Staff who have worked on the ward are being treated in the same way as the category of less serious patients and are being given advice on symptoms.

Ward 16 is an adult general surgical ward, which sees a high proportion of elderly patients.

Infection control leaders said all staff were routinely assessed for their immunity to TB when they were employed, and it was not known how the nurse had got the disease.

Hospital staff stressed she only worked part-time, so the chances of infecting patients or staff were very slight.

The hospital has arranged for NHS Direct to give out specific advice about the incident for anyone who phones up with queries. The service will start tomorrow and will be available by phoning 08454647.


Key message is there's no need to panic'

"DON'T panic." That was the message today from a diseases expert from North Yorkshire's Health Protection Unit on today's shock news.

Dr Ebere Okereke, a consultant in communicable diseases control, said: "The key message is that there's no cause for panic.

"This is not an unusual situation, because TB does exist in the community and from time to time health care workers, like anyone else in the community, can get it.

"All the evidence suggests the risk of a health care worker transmitting the disease to a patient is extremely small. TB is difficult to catch and you need to have close and prolonged contact with people."

Dr Okereke said increasing movement of people around the world meant that there had been a rise in cases over recent years.

Although this had been reflected in North Yorkshire, there were still very few cases in the county.

She said: "There has been an increase, but rates have not gone up significantly. It's been 20 cases a year in North Yorkshire. This is a very low prevalence area for TB. There has been a national increase, but we haven't seen the increase that we've seen in other parts of the UK."

As reported in The Press last year, teenagers in this area are no longer offered the BCG jab on request. That is because the Government is now targeting specific at risk groups, saying it is a far more effective way of tackling the disease.

Dr Okereke said: "TB never went away. The number of cases went down. It's an old disease that went underground for a while and came back because we got a bit relaxed about it.

"We understood the disease and it kept declining. In the 1930s, there were 50,000 cases a year in the UK. With the improvement in housing and hygiene, and the introduction of treatment for it, people didn't die from TB any more. We got confident we understood the disease, we knew about it, we were doing it very well. We weren't as aggressively pursuing TB as when it was such a big thing.

"With the change in the world movement, a problem in one country is a problem in another. It follows that, with the movement of people, we are exposed to risks from different parts of the world.

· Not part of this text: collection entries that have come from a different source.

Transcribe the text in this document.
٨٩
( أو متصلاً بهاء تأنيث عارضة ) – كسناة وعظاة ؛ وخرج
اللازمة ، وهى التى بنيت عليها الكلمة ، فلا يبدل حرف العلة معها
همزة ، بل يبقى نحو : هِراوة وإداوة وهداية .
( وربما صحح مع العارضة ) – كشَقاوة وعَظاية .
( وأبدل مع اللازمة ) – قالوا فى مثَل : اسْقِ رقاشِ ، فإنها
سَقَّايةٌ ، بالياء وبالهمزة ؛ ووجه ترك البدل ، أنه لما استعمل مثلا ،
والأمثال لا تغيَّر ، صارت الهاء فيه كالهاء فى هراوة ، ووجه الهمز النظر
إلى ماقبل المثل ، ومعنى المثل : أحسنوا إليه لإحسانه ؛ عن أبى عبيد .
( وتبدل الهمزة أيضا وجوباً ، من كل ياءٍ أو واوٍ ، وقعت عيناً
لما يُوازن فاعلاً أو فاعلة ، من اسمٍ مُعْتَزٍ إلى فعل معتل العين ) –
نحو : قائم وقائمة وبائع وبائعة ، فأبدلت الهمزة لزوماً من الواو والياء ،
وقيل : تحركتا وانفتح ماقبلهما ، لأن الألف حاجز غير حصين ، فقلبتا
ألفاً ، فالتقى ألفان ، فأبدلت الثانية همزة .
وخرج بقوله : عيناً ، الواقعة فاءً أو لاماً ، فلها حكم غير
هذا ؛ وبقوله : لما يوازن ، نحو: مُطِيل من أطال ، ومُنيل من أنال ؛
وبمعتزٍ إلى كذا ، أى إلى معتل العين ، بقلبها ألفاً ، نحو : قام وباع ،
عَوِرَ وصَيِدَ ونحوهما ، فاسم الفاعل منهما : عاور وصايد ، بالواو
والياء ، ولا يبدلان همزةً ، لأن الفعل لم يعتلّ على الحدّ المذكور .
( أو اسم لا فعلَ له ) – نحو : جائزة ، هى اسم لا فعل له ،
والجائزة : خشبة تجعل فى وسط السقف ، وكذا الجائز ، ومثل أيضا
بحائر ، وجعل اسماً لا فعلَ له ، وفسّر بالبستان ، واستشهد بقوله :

"The strategy is making sure we improve our systems for detecting and treating it. The most efficient thing is finding people who have got TB and treating them."


Cases on the rise in county

CASES of Tuberculosis may be low in North Yorkshire, but they have still been on the rise.

A public health report written by experts from North Yorkshire and York Primary Care Trust (PCT) released this spring revealed that numbers of people in the county coming down with the disease nearly doubled in five years.

In 2001, there were 1.6 cases per 100,000 people - but that figure had risen to 2.6 in 2005.

That equated to 12 cases in 2001, which rose to 21 incidences four years later.

Cases had dropped steadily between 2001 and 2003, but shot up in 2004.

Nationally, cases of Tuberculosis are rising fastest among communities with links to countries with high rates of the disease, such as sub-Saharan Africa and the Indian subcontinent.

Two pupils at Easingwold School have come down with Tuberculosis in recent years.

One was in 2004, with the second just over a year later.